Abstract

BackgroundMismatch repair deficiency (dMMR) has been shown to confer a superior prognosis and is possibly predictive of a lack of benefit from fluoropyrimidine adjuvant chemotherapy (AC) for early-stage colon cancer (ESCC). We conducted a survey to assess medical oncologists' views regarding ESCC AC, with an emphasis on the use of MMR status to guide their recommendations. Materials and MethodsThe survey was distributed to all members of the Medical Oncology Group of Australia. Their demographic data, practice information, and views on the use of MMR status in ESCC and in 3 case scenarios were collected. The 3 case scenarios were a 68-year-old woman with moderate-risk stage II disease, who was eager to undergo AC (case 1); a 43-year-old woman with high-risk stage II disease, who was ambivalent regarding AC (case 2); and a 78-year-old woman with multiple comorbidities and high-risk stage II disease, who was eager to undergo AC. ResultsThe survey response rate was 35% (190 of 550). Of the 190 responders, 152 (80%) routinely treated patients with colon cancer (CC) and completed the survey. For patients with stage II CC, 112 of 141 (79%) would use MMR status to assist AC recommendations, and 97 (69%) thought it changed their practice.
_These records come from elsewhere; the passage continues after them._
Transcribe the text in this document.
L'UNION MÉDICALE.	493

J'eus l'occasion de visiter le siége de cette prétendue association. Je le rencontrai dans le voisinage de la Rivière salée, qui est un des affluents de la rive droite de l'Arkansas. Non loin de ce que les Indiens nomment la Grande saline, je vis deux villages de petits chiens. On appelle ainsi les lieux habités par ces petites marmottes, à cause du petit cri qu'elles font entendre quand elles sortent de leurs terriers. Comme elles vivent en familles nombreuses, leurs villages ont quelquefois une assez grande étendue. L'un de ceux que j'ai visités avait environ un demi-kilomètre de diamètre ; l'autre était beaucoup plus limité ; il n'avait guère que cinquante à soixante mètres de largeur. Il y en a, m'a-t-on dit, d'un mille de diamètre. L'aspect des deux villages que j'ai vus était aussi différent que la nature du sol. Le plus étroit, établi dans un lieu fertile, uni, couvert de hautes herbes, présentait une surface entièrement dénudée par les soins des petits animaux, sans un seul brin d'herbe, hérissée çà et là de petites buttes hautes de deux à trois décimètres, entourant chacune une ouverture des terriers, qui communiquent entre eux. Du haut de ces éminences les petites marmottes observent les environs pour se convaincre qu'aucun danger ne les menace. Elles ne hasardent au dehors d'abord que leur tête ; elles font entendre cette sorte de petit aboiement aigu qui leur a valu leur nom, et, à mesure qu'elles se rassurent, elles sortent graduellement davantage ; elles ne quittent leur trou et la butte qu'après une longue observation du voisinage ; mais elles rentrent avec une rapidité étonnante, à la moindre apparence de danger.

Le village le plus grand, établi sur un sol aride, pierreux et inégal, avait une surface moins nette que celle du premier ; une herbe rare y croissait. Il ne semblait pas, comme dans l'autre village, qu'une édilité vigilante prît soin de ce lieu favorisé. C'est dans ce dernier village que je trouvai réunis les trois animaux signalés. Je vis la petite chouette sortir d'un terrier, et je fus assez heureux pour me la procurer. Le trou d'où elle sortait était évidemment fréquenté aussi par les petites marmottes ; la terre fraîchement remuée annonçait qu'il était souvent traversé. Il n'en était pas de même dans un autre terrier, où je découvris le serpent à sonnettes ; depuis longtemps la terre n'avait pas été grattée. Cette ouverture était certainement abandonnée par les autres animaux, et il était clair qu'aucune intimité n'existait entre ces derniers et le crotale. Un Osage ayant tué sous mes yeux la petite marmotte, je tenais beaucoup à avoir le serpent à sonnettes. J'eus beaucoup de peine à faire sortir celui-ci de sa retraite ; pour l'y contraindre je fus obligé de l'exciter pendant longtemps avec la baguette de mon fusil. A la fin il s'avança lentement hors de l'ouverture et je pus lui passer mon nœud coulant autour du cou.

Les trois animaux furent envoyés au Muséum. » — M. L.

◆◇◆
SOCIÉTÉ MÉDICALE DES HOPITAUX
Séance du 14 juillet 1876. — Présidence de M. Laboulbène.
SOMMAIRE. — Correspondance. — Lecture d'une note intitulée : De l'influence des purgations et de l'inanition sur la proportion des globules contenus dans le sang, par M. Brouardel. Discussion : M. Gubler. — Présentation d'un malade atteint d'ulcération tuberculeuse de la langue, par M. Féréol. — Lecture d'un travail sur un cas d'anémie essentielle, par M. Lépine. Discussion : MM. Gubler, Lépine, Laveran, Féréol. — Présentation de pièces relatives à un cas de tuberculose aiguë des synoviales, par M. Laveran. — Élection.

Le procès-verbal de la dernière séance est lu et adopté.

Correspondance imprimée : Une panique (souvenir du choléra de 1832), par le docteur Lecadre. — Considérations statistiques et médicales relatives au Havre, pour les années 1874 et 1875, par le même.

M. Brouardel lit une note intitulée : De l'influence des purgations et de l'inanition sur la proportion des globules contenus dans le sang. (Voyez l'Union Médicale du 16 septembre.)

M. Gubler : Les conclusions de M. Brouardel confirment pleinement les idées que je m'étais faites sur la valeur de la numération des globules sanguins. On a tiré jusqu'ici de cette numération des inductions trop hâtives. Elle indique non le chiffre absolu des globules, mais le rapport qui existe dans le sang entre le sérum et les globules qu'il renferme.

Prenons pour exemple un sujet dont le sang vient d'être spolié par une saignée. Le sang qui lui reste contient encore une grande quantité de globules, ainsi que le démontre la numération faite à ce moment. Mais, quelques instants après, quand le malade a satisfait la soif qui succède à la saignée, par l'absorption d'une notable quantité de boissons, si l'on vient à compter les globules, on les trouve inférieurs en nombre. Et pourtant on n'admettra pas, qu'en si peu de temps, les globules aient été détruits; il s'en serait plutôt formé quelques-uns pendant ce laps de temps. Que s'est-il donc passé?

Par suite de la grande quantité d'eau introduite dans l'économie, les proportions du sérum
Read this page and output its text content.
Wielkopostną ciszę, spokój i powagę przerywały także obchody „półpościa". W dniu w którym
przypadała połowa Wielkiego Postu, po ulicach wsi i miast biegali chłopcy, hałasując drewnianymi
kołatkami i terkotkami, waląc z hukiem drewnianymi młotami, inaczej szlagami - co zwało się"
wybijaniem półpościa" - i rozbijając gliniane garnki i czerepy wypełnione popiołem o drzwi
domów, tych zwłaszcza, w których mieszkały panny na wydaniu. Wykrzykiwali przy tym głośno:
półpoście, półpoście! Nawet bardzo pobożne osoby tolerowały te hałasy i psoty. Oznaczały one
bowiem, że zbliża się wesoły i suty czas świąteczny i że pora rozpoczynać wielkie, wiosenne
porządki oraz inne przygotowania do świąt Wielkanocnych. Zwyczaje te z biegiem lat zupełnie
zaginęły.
In the case scenarios, 81% (case 1, 110 of 136), 67% (case 2, 92 of 137), and 43% (case 3, 57 of 133) used MMR status to assist AC recommendations. If dMMR was present, 78% (case 1, 86 of 110), 53% (case 2, 49 of 92), and 53% (case 3, 30 of 57) changed their initial recommendations by advising against AC. ConclusionThe use of MMR status to assist AC recommendations for patients with stage II CC is an accepted practice for most Australian medical oncologists who responded to our survey.